Still, some of the old chestnuts may not be recognizable unless a listener pays attention to the words. “Get Off of My Cloud,” on the new disc, turns from a bitter rocker into an almost cheery singalong, with Batdorf and Stanley’s harmonies surging on the chorus. Likewise, on “Sympathy for the Devil,” Batdorf comes off as the sweetest-voiced Satan in memory.

“We didn’t want to be a cover band,” Stanley said. “We didn’t want do a song the way the Stones did it.”

So far, the “All Wood and Stones” project has garnered mixed notices. USA Today critic Edna Gundersen gave the first CD a boost when she praised it in a column about new tribute discs. The artists, she wrote, had “turned the rock grooves inside out” and found “radically new interpretations of songs long tattooed in boomer DNA.”

By contrast, Allmusic.com critic Stewart Mason called the concept “suffused with earnestness and baby-boomer nostalgia” and reminiscent of a Christopher Guest musical mockumentary in the style of “A Mighty Wind.” Reviews notwithstanding, though, Batdorf and Stanley have found popular support for their endeavor. They’ve played “All Wood and Stones” material on tour every year since the first album’s release.
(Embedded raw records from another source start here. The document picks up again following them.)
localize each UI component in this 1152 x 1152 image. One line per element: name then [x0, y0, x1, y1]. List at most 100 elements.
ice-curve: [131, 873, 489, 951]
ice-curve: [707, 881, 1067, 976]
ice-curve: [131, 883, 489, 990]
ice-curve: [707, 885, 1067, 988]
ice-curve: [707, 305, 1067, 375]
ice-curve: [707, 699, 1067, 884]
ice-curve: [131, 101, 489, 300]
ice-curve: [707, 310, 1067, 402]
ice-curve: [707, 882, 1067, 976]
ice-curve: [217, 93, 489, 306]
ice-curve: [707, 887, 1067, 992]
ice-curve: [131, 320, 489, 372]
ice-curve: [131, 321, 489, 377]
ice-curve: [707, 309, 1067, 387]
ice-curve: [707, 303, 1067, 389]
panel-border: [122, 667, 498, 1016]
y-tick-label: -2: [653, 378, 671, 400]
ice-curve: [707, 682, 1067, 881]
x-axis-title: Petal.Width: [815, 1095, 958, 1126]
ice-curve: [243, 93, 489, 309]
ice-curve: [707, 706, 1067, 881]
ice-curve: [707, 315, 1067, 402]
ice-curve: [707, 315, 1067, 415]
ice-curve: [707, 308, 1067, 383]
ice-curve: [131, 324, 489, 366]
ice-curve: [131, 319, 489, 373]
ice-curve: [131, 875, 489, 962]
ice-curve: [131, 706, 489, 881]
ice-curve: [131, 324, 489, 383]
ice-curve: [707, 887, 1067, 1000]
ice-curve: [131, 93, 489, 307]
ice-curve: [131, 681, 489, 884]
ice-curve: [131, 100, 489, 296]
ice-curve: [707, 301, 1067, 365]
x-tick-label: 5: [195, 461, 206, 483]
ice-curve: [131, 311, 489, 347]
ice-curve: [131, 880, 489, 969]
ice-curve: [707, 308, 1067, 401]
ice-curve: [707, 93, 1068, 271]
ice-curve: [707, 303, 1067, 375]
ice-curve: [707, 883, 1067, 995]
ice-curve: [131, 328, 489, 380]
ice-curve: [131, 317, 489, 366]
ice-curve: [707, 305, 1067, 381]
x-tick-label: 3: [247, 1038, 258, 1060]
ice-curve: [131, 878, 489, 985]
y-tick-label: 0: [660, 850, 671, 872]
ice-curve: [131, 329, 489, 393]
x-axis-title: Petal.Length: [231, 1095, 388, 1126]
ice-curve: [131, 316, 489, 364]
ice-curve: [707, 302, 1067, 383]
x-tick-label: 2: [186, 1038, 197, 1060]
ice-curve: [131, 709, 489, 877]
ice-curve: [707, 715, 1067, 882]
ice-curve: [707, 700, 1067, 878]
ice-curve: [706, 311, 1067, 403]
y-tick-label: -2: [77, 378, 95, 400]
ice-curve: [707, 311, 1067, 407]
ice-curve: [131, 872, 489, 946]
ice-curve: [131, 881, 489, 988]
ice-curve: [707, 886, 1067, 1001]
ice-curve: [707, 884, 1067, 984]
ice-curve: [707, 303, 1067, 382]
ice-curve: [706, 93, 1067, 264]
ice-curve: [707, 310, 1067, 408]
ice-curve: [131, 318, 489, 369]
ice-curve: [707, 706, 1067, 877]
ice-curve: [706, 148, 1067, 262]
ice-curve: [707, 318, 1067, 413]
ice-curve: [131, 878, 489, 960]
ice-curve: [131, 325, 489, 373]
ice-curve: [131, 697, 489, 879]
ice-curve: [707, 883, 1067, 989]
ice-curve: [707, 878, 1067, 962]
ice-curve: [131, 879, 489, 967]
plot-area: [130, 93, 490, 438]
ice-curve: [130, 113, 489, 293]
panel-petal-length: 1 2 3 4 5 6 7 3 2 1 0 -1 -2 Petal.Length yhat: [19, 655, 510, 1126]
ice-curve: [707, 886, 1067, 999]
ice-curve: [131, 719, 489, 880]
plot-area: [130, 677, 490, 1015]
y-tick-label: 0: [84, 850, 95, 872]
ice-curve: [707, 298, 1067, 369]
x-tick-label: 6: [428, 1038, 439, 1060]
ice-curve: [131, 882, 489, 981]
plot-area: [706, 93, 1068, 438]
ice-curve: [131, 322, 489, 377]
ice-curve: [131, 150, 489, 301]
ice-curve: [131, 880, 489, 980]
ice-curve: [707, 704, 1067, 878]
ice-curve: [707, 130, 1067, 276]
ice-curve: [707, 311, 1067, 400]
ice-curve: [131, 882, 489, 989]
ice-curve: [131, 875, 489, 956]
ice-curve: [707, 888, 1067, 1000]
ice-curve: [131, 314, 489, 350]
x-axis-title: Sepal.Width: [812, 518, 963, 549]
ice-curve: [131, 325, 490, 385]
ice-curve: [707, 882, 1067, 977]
Both men are music-industry veterans. Stanley has recorded since the 1970s and, according to his website, was once called “probably the last great undiscovered singer-songwriter in America” by author Tom Robbins, while Batdorf belonged to the 1970s duo Batdorf and Rodney, did session work for years and recently sang backup for Adele during her “Skyfall” performance at the Oscars.

So did they ever get close to their current tribute subjects? Batdorf said he did, kind of.

“The closest I ever got to the Stones was when Batdorf and Rodney signed our deal at the Beverly Hills Hotel in 1970,” he said. “That was around the time the Stones were making their deal with Atlantic [Records] for ‘Sticky Fingers.’ They were signing in one room and we were signing in the other room. That was the closest I got.”